Find the coordinates of the points which divide the line segment joining A(– 2, 2) and B(2, 8) into four equal parts.

Ans.

Given: the coordinates of the points that divide the line segment joining $A(-2, 2)$ and $B(2, 8)$ into four equal parts.
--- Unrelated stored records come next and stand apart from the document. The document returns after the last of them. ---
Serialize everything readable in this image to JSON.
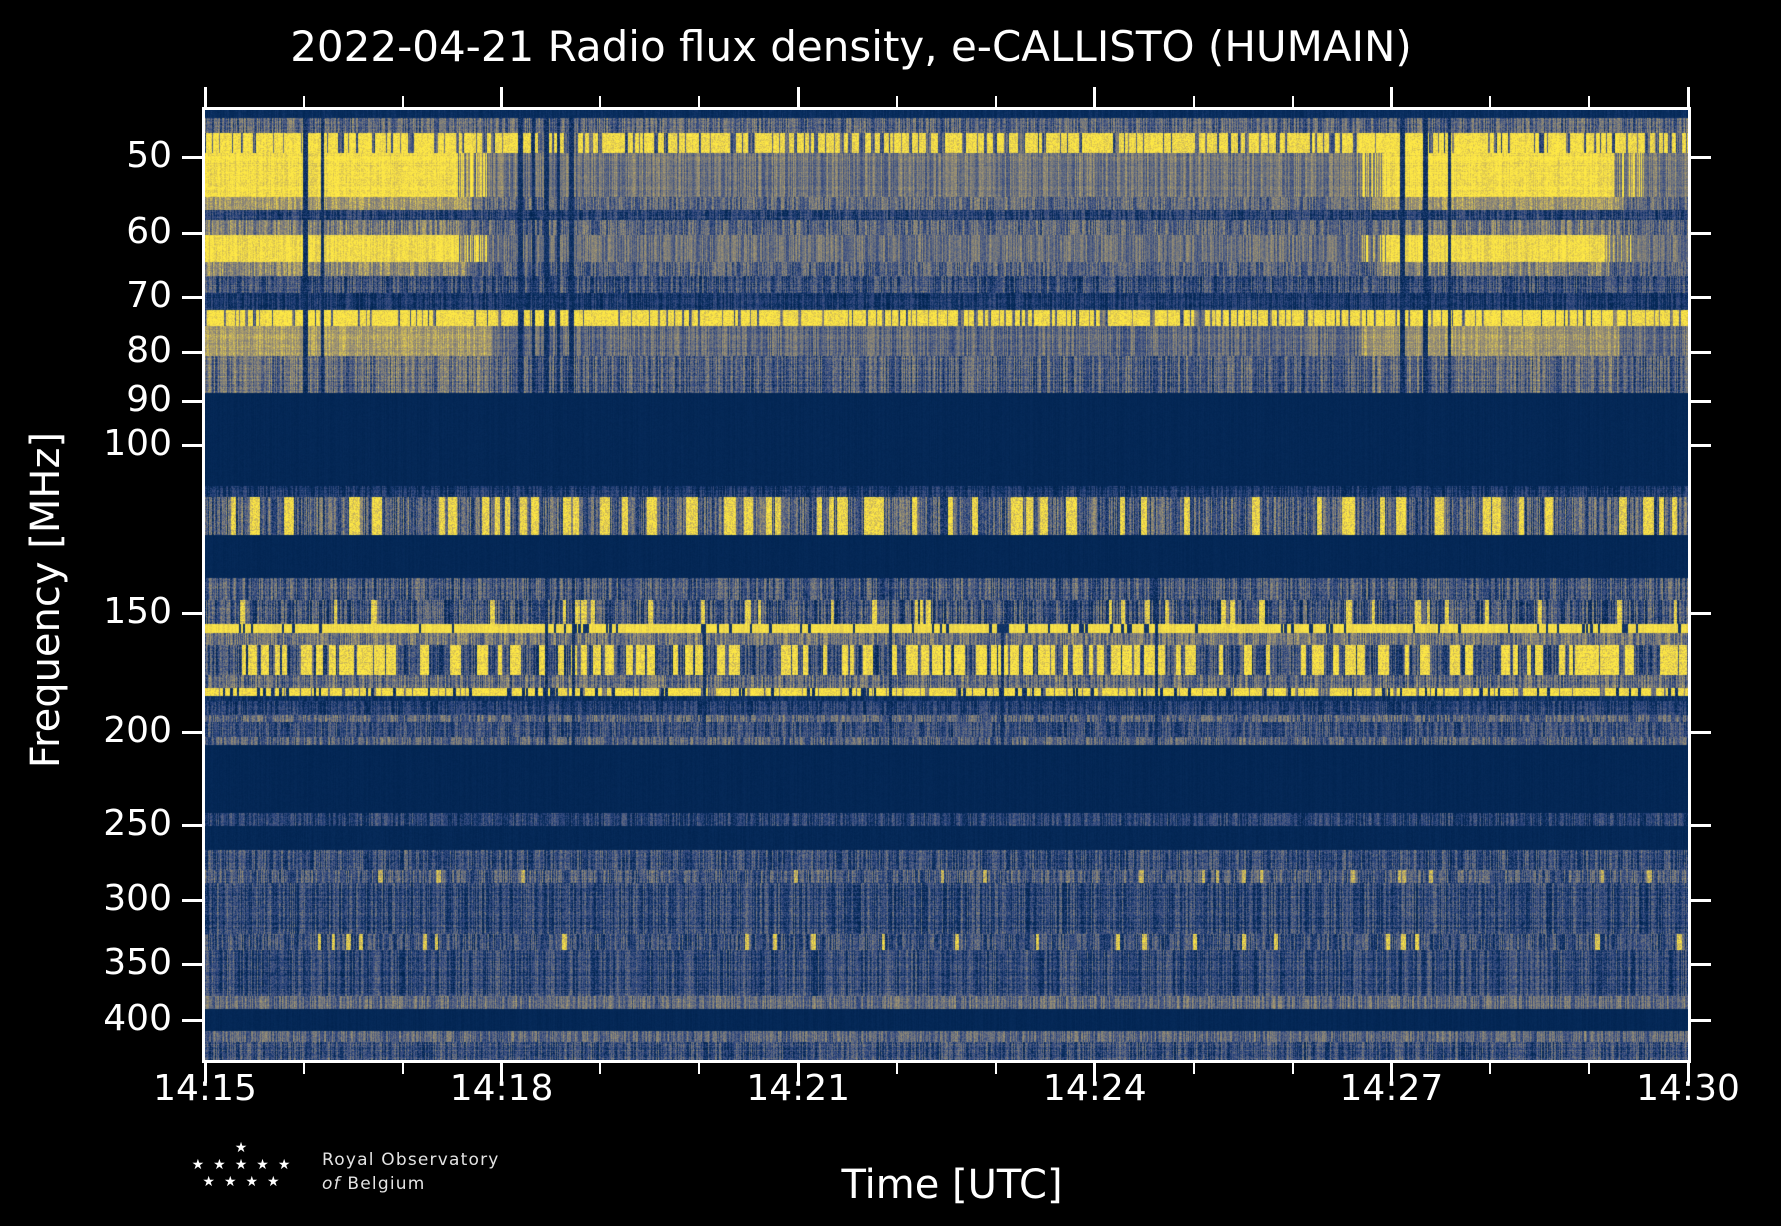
{
  "chart_data": {
    "type": "heatmap",
    "title": "2022-04-21 Radio flux density, e-CALLISTO (HUMAIN)",
    "xlabel": "Time [UTC]",
    "ylabel": "Frequency [MHz]",
    "x_axis": {
      "start": "14:15",
      "end": "14:30",
      "total_minutes": 15,
      "major_ticks": [
        "14:15",
        "14:18",
        "14:21",
        "14:24",
        "14:27",
        "14:30"
      ],
      "major_tick_minutes": [
        0,
        3,
        6,
        9,
        12,
        15
      ],
      "minor_tick_minutes": [
        1,
        2,
        4,
        5,
        7,
        8,
        10,
        11,
        13,
        14
      ]
    },
    "y_axis": {
      "scale": "log",
      "unit": "MHz",
      "tick_labels": [
        50,
        60,
        70,
        80,
        90,
        100,
        150,
        200,
        250,
        300,
        350,
        400
      ],
      "range": [
        44.6,
        441
      ]
    },
    "legend": "none",
    "grid": false,
    "colormap": {
      "name": "cividis-like",
      "stops": [
        {
          "pos": 0.0,
          "color": "#00224e"
        },
        {
          "pos": 0.12,
          "color": "#0a2f60"
        },
        {
          "pos": 0.22,
          "color": "#28427a"
        },
        {
          "pos": 0.34,
          "color": "#465681"
        },
        {
          "pos": 0.46,
          "color": "#68707f"
        },
        {
          "pos": 0.55,
          "color": "#7f7d78"
        },
        {
          "pos": 0.68,
          "color": "#9e9372"
        },
        {
          "pos": 0.8,
          "color": "#c2b05f"
        },
        {
          "pos": 0.9,
          "color": "#e3cc4e"
        },
        {
          "pos": 1.0,
          "color": "#ffe945"
        }
      ]
    },
    "render_seed": 42,
    "bands": [
      {
        "f0": 44.6,
        "f1": 45.5,
        "base": 0.1,
        "noise": 0.04,
        "grain": 0.03
      },
      {
        "f0": 45.5,
        "f1": 47.2,
        "base": 0.4,
        "noise": 0.22,
        "grain": 0.13,
        "rowVar": 0.06
      },
      {
        "f0": 47.2,
        "f1": 49.5,
        "base": 0.38,
        "noise": 0.2,
        "grain": 0.12,
        "dash": {
          "density": 0.3,
          "level": 0.95,
          "run": [
            2,
            7
          ]
        },
        "bursts": [
          {
            "t0": 0,
            "t1": 2.55,
            "dash": {
              "density": 0.48,
              "level": 0.98
            }
          },
          {
            "t0": 11.65,
            "t1": 14.3,
            "dash": {
              "density": 0.48,
              "level": 0.98
            }
          }
        ]
      },
      {
        "f0": 49.5,
        "f1": 55.0,
        "base": 0.5,
        "noise": 0.18,
        "grain": 0.09,
        "rowVar": 0.05,
        "bursts": [
          {
            "t0": 0,
            "t1": 2.55,
            "level": 0.96,
            "noise": 0.06
          },
          {
            "t0": 2.55,
            "t1": 2.85,
            "level": 0.96,
            "mix": 0.5
          },
          {
            "t0": 11.65,
            "t1": 11.95,
            "level": 0.96,
            "mix": 0.55
          },
          {
            "t0": 11.95,
            "t1": 14.25,
            "level": 0.96,
            "noise": 0.06
          },
          {
            "t0": 14.25,
            "t1": 14.55,
            "level": 0.9,
            "mix": 0.4
          }
        ]
      },
      {
        "f0": 55.0,
        "f1": 56.7,
        "base": 0.44,
        "noise": 0.2,
        "grain": 0.12,
        "bursts": [
          {
            "t0": 0,
            "t1": 2.7,
            "level": 0.7,
            "noise": 0.14
          },
          {
            "t0": 11.8,
            "t1": 14.35,
            "level": 0.68,
            "noise": 0.14
          }
        ]
      },
      {
        "f0": 56.7,
        "f1": 58.2,
        "base": 0.22,
        "noise": 0.15,
        "grain": 0.11,
        "rowVar": 0.05
      },
      {
        "f0": 58.2,
        "f1": 60.3,
        "base": 0.42,
        "noise": 0.22,
        "grain": 0.12,
        "bursts": [
          {
            "t0": 0,
            "t1": 2.6,
            "level": 0.55
          },
          {
            "t0": 11.8,
            "t1": 14.25,
            "level": 0.52
          }
        ]
      },
      {
        "f0": 60.3,
        "f1": 64.3,
        "base": 0.48,
        "noise": 0.18,
        "grain": 0.09,
        "bursts": [
          {
            "t0": 0,
            "t1": 2.55,
            "level": 0.95,
            "noise": 0.07
          },
          {
            "t0": 2.55,
            "t1": 2.85,
            "level": 0.95,
            "mix": 0.5
          },
          {
            "t0": 11.7,
            "t1": 11.95,
            "level": 0.95,
            "mix": 0.55
          },
          {
            "t0": 11.95,
            "t1": 14.15,
            "level": 0.95,
            "noise": 0.07
          },
          {
            "t0": 14.15,
            "t1": 14.45,
            "level": 0.88,
            "mix": 0.4
          }
        ]
      },
      {
        "f0": 64.3,
        "f1": 66.6,
        "base": 0.4,
        "noise": 0.2,
        "grain": 0.12,
        "bursts": [
          {
            "t0": 0,
            "t1": 2.65,
            "level": 0.62
          },
          {
            "t0": 11.85,
            "t1": 14.2,
            "level": 0.6
          }
        ]
      },
      {
        "f0": 66.6,
        "f1": 69.3,
        "base": 0.3,
        "noise": 0.2,
        "grain": 0.13,
        "rowVar": 0.06
      },
      {
        "f0": 69.3,
        "f1": 72.3,
        "base": 0.16,
        "noise": 0.12,
        "grain": 0.09,
        "rowVar": 0.05
      },
      {
        "f0": 72.3,
        "f1": 75.1,
        "base": 0.44,
        "noise": 0.22,
        "grain": 0.12,
        "dash": {
          "density": 0.42,
          "level": 0.96,
          "run": [
            2,
            6
          ]
        },
        "bursts": [
          {
            "t0": 0,
            "t1": 2.6,
            "dash": {
              "density": 0.52,
              "level": 0.98
            }
          },
          {
            "t0": 11.7,
            "t1": 14.2,
            "dash": {
              "density": 0.52,
              "level": 0.98
            }
          }
        ]
      },
      {
        "f0": 75.1,
        "f1": 80.7,
        "base": 0.44,
        "noise": 0.18,
        "grain": 0.1,
        "rowVar": 0.05,
        "bursts": [
          {
            "t0": 0,
            "t1": 2.9,
            "level": 0.72,
            "noise": 0.12
          },
          {
            "t0": 11.7,
            "t1": 14.3,
            "level": 0.68,
            "noise": 0.13
          }
        ]
      },
      {
        "f0": 80.7,
        "f1": 88.3,
        "base": 0.37,
        "noise": 0.22,
        "grain": 0.13,
        "rowVar": 0.07,
        "bursts": [
          {
            "t0": 0,
            "t1": 2.9,
            "level": 0.45
          },
          {
            "t0": 11.7,
            "t1": 14.3,
            "level": 0.44
          }
        ]
      },
      {
        "f0": 88.3,
        "f1": 110.5,
        "base": 0.05,
        "noise": 0.015,
        "grain": 0.02
      },
      {
        "f0": 110.5,
        "f1": 113.4,
        "base": 0.16,
        "noise": 0.13,
        "grain": 0.09,
        "rowVar": 0.04
      },
      {
        "f0": 113.4,
        "f1": 124.3,
        "base": 0.38,
        "noise": 0.26,
        "grain": 0.15,
        "dash": {
          "density": 0.05,
          "level": 0.93,
          "run": [
            4,
            12
          ]
        }
      },
      {
        "f0": 124.3,
        "f1": 138.0,
        "base": 0.05,
        "noise": 0.015,
        "grain": 0.02
      },
      {
        "f0": 138.0,
        "f1": 145.4,
        "base": 0.35,
        "noise": 0.24,
        "grain": 0.14,
        "rowVar": 0.06
      },
      {
        "f0": 145.4,
        "f1": 154.0,
        "base": 0.31,
        "noise": 0.26,
        "grain": 0.15,
        "rowVar": 0.06,
        "dash": {
          "density": 0.02,
          "level": 0.9,
          "run": [
            2,
            6
          ]
        }
      },
      {
        "f0": 154.0,
        "f1": 157.5,
        "base": 0.95,
        "noise": 0.04,
        "grain": 0.04,
        "darkDash": {
          "density": 0.05,
          "level": 0.15,
          "run": [
            1,
            3
          ]
        }
      },
      {
        "f0": 157.5,
        "f1": 162.1,
        "base": 0.5,
        "noise": 0.22,
        "grain": 0.12
      },
      {
        "f0": 162.1,
        "f1": 174.2,
        "base": 0.28,
        "noise": 0.22,
        "grain": 0.14,
        "rowVar": 0.05,
        "dash": {
          "density": 0.1,
          "level": 0.95,
          "run": [
            3,
            11
          ]
        },
        "bursts": [
          {
            "t0": 7.3,
            "t1": 8.6,
            "dash": {
              "density": 0.32,
              "level": 0.97
            }
          },
          {
            "t0": 13.9,
            "t1": 14.45,
            "dash": {
              "density": 0.28,
              "level": 0.96
            }
          }
        ]
      },
      {
        "f0": 174.2,
        "f1": 179.9,
        "base": 0.44,
        "noise": 0.24,
        "grain": 0.13,
        "rowVar": 0.05
      },
      {
        "f0": 179.9,
        "f1": 183.2,
        "base": 0.52,
        "noise": 0.2,
        "grain": 0.11,
        "dash": {
          "density": 0.5,
          "level": 0.96,
          "run": [
            3,
            9
          ]
        },
        "darkDash": {
          "density": 0.06,
          "level": 0.12,
          "run": [
            1,
            3
          ]
        }
      },
      {
        "f0": 183.2,
        "f1": 185.3,
        "base": 0.12,
        "noise": 0.07,
        "grain": 0.05
      },
      {
        "f0": 185.3,
        "f1": 191.9,
        "base": 0.2,
        "noise": 0.15,
        "grain": 0.11,
        "rowVar": 0.05
      },
      {
        "f0": 191.9,
        "f1": 195.0,
        "base": 0.42,
        "noise": 0.22,
        "grain": 0.12
      },
      {
        "f0": 195.0,
        "f1": 202.3,
        "base": 0.28,
        "noise": 0.18,
        "grain": 0.12,
        "rowVar": 0.05
      },
      {
        "f0": 202.3,
        "f1": 206.1,
        "base": 0.4,
        "noise": 0.22,
        "grain": 0.12
      },
      {
        "f0": 206.1,
        "f1": 243.3,
        "base": 0.045,
        "noise": 0.015,
        "grain": 0.02
      },
      {
        "f0": 243.3,
        "f1": 250.9,
        "base": 0.22,
        "noise": 0.17,
        "grain": 0.11
      },
      {
        "f0": 250.9,
        "f1": 265.7,
        "base": 0.055,
        "noise": 0.02,
        "grain": 0.025
      },
      {
        "f0": 265.7,
        "f1": 278.6,
        "base": 0.28,
        "noise": 0.2,
        "grain": 0.13,
        "rowVar": 0.06
      },
      {
        "f0": 278.6,
        "f1": 287.8,
        "base": 0.36,
        "noise": 0.22,
        "grain": 0.13,
        "rowVar": 0.05,
        "dash": {
          "density": 0.01,
          "level": 0.8,
          "run": [
            2,
            5
          ]
        }
      },
      {
        "f0": 287.8,
        "f1": 325.3,
        "base": 0.26,
        "noise": 0.19,
        "grain": 0.13,
        "rowVar": 0.07
      },
      {
        "f0": 325.3,
        "f1": 338.0,
        "base": 0.3,
        "noise": 0.21,
        "grain": 0.13,
        "rowVar": 0.05,
        "dash": {
          "density": 0.012,
          "level": 0.88,
          "run": [
            2,
            5
          ]
        }
      },
      {
        "f0": 338.0,
        "f1": 377.9,
        "base": 0.26,
        "noise": 0.18,
        "grain": 0.12,
        "rowVar": 0.07
      },
      {
        "f0": 377.9,
        "f1": 390.0,
        "base": 0.45,
        "noise": 0.2,
        "grain": 0.11,
        "rowVar": 0.04
      },
      {
        "f0": 390.0,
        "f1": 411.2,
        "base": 0.05,
        "noise": 0.02,
        "grain": 0.02
      },
      {
        "f0": 411.2,
        "f1": 422.3,
        "base": 0.42,
        "noise": 0.2,
        "grain": 0.11
      },
      {
        "f0": 422.3,
        "f1": 441.0,
        "base": 0.3,
        "noise": 0.2,
        "grain": 0.13,
        "rowVar": 0.06
      }
    ],
    "dark_streaks": [
      {
        "t": 1.01,
        "w": 3,
        "f0": 44,
        "f1": 90
      },
      {
        "t": 1.18,
        "w": 2,
        "f0": 44,
        "f1": 90
      },
      {
        "t": 3.19,
        "w": 3,
        "f0": 44,
        "f1": 90
      },
      {
        "t": 3.32,
        "w": 2,
        "f0": 44,
        "f1": 90
      },
      {
        "t": 3.45,
        "w": 3,
        "f0": 44,
        "f1": 90
      },
      {
        "t": 3.57,
        "w": 2,
        "f0": 44,
        "f1": 90
      },
      {
        "t": 3.7,
        "w": 3,
        "f0": 44,
        "f1": 90
      },
      {
        "t": 12.11,
        "w": 3,
        "f0": 44,
        "f1": 90
      },
      {
        "t": 12.34,
        "w": 3,
        "f0": 44,
        "f1": 90
      },
      {
        "t": 12.58,
        "w": 2,
        "f0": 44,
        "f1": 90
      },
      {
        "t": 3.45,
        "w": 2,
        "f0": 130,
        "f1": 210
      },
      {
        "t": 3.72,
        "w": 2,
        "f0": 130,
        "f1": 210
      },
      {
        "t": 5.05,
        "w": 2,
        "f0": 155,
        "f1": 200
      },
      {
        "t": 6.93,
        "w": 2,
        "f0": 130,
        "f1": 210
      },
      {
        "t": 8.06,
        "w": 2,
        "f0": 155,
        "f1": 210
      },
      {
        "t": 9.62,
        "w": 2,
        "f0": 130,
        "f1": 210
      }
    ]
  },
  "logo": {
    "line1": "Royal Observatory",
    "line2_italic": "of",
    "line2": "Belgium",
    "star_rows": [
      1,
      5,
      4
    ]
  }
}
Let the points dividing the line segment be $P_1$, $P_2$, and $P_3$. The section formula for dividing a line segment into $n$ equal parts is: $$P_i = \left(\frac{{(n - i)x_1 + ix_2}}{{n}}, \frac{{(n - i)y_1 + iy_2}}{{n}}\right)$$ where $i = 1, 2, \ldots, n-1$. For dividing the segment AB into four equal parts, $n = 4$, and we have three points to find ($P_1$, $P_2$, and $P_3$). 1. Coordinates of $P_1$: $$P_1 = \left(\frac{{3(-2) + 1(2)}}{4}, \frac{{3(2) + 1(8)}}{4}\right) = (-1, 3.5)$$ 2. Coordinates of $P_2$: $$P_2 = \left(\frac{{2(-2) + 2(2)}}{4}, \frac{{2(2) + 2(8)}}{4}\right) = (0, 5)$$ 3. Coordinates of $P_3$: $$P_3 = \left(\frac{{1(-2) + 3(2)}}{4}, \frac{{1(2) + 3(8)}}{4}\right) = (1, 6.5)$$ Therefore, the coordinates of the points dividing the line segment AB into four equal parts are $P_1(-1, 3.5)$, $P_2(0, 5)$, and $P_3(1, 6.5)$. Alternative Method: As per figure, we can be observed that points P, Q, R are dividing the line segment AB in a ratio 1:3, 1:1, 3:1, respectively. Coordinate of P: $$P=\left(\frac{1(2)+3(-2)}{1+3},\frac{1(8)+3(2)}{1+3}\right)$$ $$P=\left(\frac{2-6}{4},\frac{8+6}{4}\right)$$ $$P=\left(\frac{-4}{4},\frac{14}{4}\right)$$ $$P=\left(-1,\frac{7}{2}\right)=\left(-1,3.5\right)$$ Coordinate of Q: $$Q=\left(\frac{2(1)+2(1)}{1+1},\frac{2(1)+8(1)}{1+1}\right)$$ $$Q=\left(\frac{2-2}{2},\frac{2+8}{2}\right)$$ $$Q=\left(\frac{0}{2},\frac{10}{2}\right)$$ $$Q=\left(0,5\right)$$ Coordinate of R: $$R=\left(\frac{3(2)+1(-2)}{3+1},\frac{3(8)+1(2)}{3+1}\right)$$ $$R=\left(\frac{6-2}{4},\frac{24+2}{4}\right)$$ $$R=\left(\frac{4}{4},\frac{26}{4}\right)$$ $$R=\left(0,\frac{13}{2}\right)=\left(0,6.5\right)$$ Therefore, the coordinates of the points dividing the line segment AB into four equal parts are $P_1(-1, 3.5)$, $P_2(0, 5)$, and $P_3(1, 6.5)$.

Q10.

Find the area of a rhombus if its vertices are (3, 0), (4, 5), (– 1, 4) and (– 2, – 1) taken in order. [Hint : Area of a rhombus$=\frac{1}{2}$ (product of its diagonals)].

Ans.

The vertices of the rhombus are given as $A(3, 0)$, $B(4, 5)$, $C(-1, 4)$, and $D(-2, -1)$. The formula for the area of a rhombus using the lengths of its diagonals is: $$\text{Area} = \frac{1}{2} \times \text{product of diagonals}$$ By the distance formula: Length of diagonal $AC$: $$AC=\sqrt{\left(x_{C}-x_{A}\right)+\left(y_{C}-y_{A}\right)}$$ $$AC = \sqrt{(-1 - 3)^2 + (4 - 0)^2}$$ $$AC=\sqrt{(-4)^{2}+4^{2}}=\sqrt{16+16}=\sqrt{32}$$ Length of diagonal $BD$: $$BD=\sqrt{\left(x_{D}-x_{B}\right)+\left(y_{D}-y_{B}\right)}$$ $$BD = \sqrt{(-2 - 4)^2 + (-1 - 5)^2} = \sqrt{72}$$ $$BD=\sqrt{(-6)^{2}+(-6)^{2}}=\sqrt{36+36}=\sqrt{72}$$ Now, calculate the product of the diagonals: $$\text{Area} = \frac{1}{2} \times \sqrt{32} \times \sqrt{72}$$ $$\text{Area} = \frac{1}{2} \times \sqrt{32 \times 72}$$ $$\text{Area} = \frac{1}{2} \times \sqrt{2304}$$ $$\text{Area} = \frac{1}{2} \times 48=24$$ Therefore, the area of the rhombus is $24$ square units.